American party promoter

Andre J. (born 1969) is an American party promoter who is a presence in the New York City fashion scene. They are known for their distinctive, androgynous personal style and have been featured in photo spreads in French Vogue and V magazine.

==Biography==

Born Andre Johnson in Newark, New Jersey, Andre J. was raised by a single mother in a housing project called Academy Spires

For several years in the early 2000s, they lived in Los Angeles, California. During those years, they worked at a boutique on Melrose Avenue and made three brief appearances on The Tonight Show with Jay Leno segments "devoted to human curiosities". They typically wore a fur hat, a hole-covered beige fishnet shirt, and jeans so low that they revealed their pubic hair, though they changed before leaving for fear of being mistaken for a transgender prostitute on their way home to the $60-a-night Sunset Strip hotel in which they lived.

Andre J. later moved to New York City "for the liberation, the freedom, the action" and worked variously as a perfume salesperson at Lord & Taylor, as a publicist for Patricia Field's boutique, and as a party host for the clubs Lotus and Hiro. While on the street one day in summer 2007, they were spotted by stylist Joe McKenna, who was then on the phone with fashion photographer Bruce Weber. With McKenna's encouragement, Weber decided to shoot Andre J. for French Vogue, and Carine Roitfeld, the magazine's editor, deemed Andre J.'s photos the freshest of all Weber's images. Roitfeld put a photo of the bearded Andre J., dressed in a women’s blue neoprene Burberry trench coat, ankle boots, and a cocktail ring, on the cover of her magazine. "There is not a special message in the cover, I just loved it," she said later. Andre at one point had a day time job at a boutique in Melroe and is known for their intricate style that people see as creative and unique.

==Personal style==
Though Andre J. often wears feminine clothing, they do not consider themself a crossdresser. Rather, they see themself as unconfined by gender and social conventions. "Most people are conditioned to think of a black man looking a certain way," they told The New York Times. "They only think of the ethnic man in XXX jeans and Timberlands, and here Andre J. comes along with a pair of hot shorts and a caftan or maybe flip-flops or cowboy boots or a high, high heel." Most recently, Andre J.'s style inspirations have included Cher and model Donyale Luna. They describe their aesthetic as a "60s, not mod, but mod-ish, and hippie look" that is also influenced by the style of 1970s blaxploitation films.
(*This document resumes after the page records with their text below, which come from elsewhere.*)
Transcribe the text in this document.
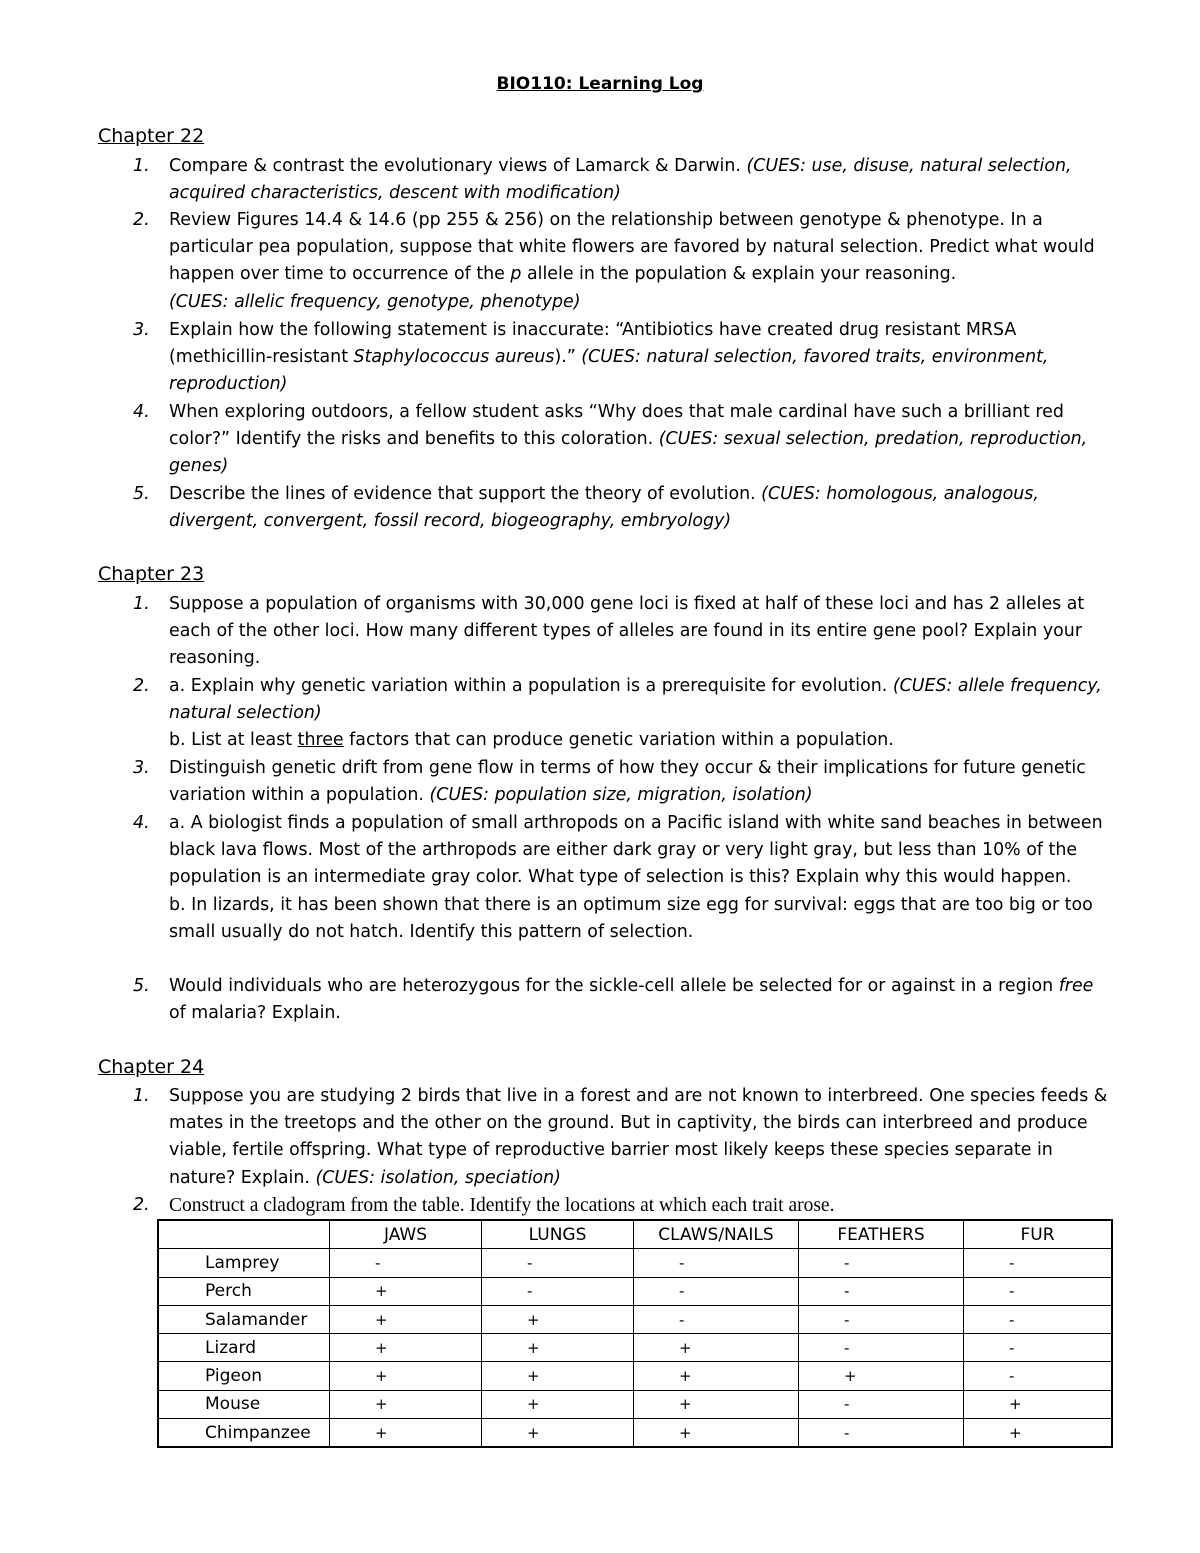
BIO110: Learning Log
Chapter 22
1. Compare & contrast the evolutionary views of Lamarck & Darwin. (CUES: use, disuse, natural selection, acquired characteristics, descent with modification)
2. Review Figures 14.4 & 14.6 (pp 255 & 256) on the relationship between genotype & phenotype. In a particular pea population, suppose that white flowers are favored by natural selection. Predict what would happen over time to occurrence of the p allele in the population & explain your reasoning.
(CUES: allelic frequency, genotype, phenotype)
3. Explain how the following statement is inaccurate: “Antibiotics have created drug resistant MRSA (methicillin-resistant Staphylococcus aureus).” (CUES: natural selection, favored traits, environment, reproduction)
4. When exploring outdoors, a fellow student asks “Why does that male cardinal have such a brilliant red color?” Identify the risks and benefits to this coloration. (CUES: sexual selection, predation, reproduction, genes)
5. Describe the lines of evidence that support the theory of evolution. (CUES: homologous, analogous, divergent, convergent, fossil record, biogeography, embryology)
Chapter 23
1. Suppose a population of organisms with 30,000 gene loci is fixed at half of these loci and has 2 alleles at each of the other loci. How many different types of alleles are found in its entire gene pool? Explain your reasoning.
2. a. Explain why genetic variation within a population is a prerequisite for evolution. (CUES: allele frequency, natural selection)
b. List at least three factors that can produce genetic variation within a population.
3. Distinguish genetic drift from gene flow in terms of how they occur & their implications for future genetic variation within a population. (CUES: population size, migration, isolation)
4. a. A biologist finds a population of small arthropods on a Pacific island with white sand beaches in between black lava flows. Most of the arthropods are either dark gray or very light gray, but less than 10% of the population is an intermediate gray color. What type of selection is this? Explain why this would happen.
b. In lizards, it has been shown that there is an optimum size egg for survival: eggs that are too big or too small usually do not hatch. Identify this pattern of selection.
5. Would individuals who are heterozygous for the sickle-cell allele be selected for or against in a region free of malaria? Explain.
Chapter 24
1. Suppose you are studying 2 birds that live in a forest and are not known to interbreed. One species feeds & mates in the treetops and the other on the ground. But in captivity, the birds can interbreed and produce viable, fertile offspring. What type of reproductive barrier most likely keeps these species separate in nature? Explain. (CUES: isolation, speciation)
2. Construct a cladogram from the table. Identify the locations at which each trait arose.
	JAWS	LUNGS	CLAWS/NAILS	FEATHERS	FUR
Lamprey	-	-	-	-	-
Perch	+	-	-	-	-
Salamander	+	+	-	-	-
Lizard	+	+	+	-	-
Pigeon	+	+	+	+	-
Mouse	+	+	+	-	+
Chimpanzee	+	+	+	-	+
Called a "cheerful muse" by New York Magazine, Andre J. says their positive outlook on life has influenced their style: "I want people to look at me and feel inspired, to feel hope, to smile. I want to surge positive energy in your body, confirm that you too can be yourself." They said they have been affirmed by strangers telling them that they were glad they are alive, and believe that they were put on the earth "to be a bodhisattva, to just glow, emanate love, respect, peace, pizzazz".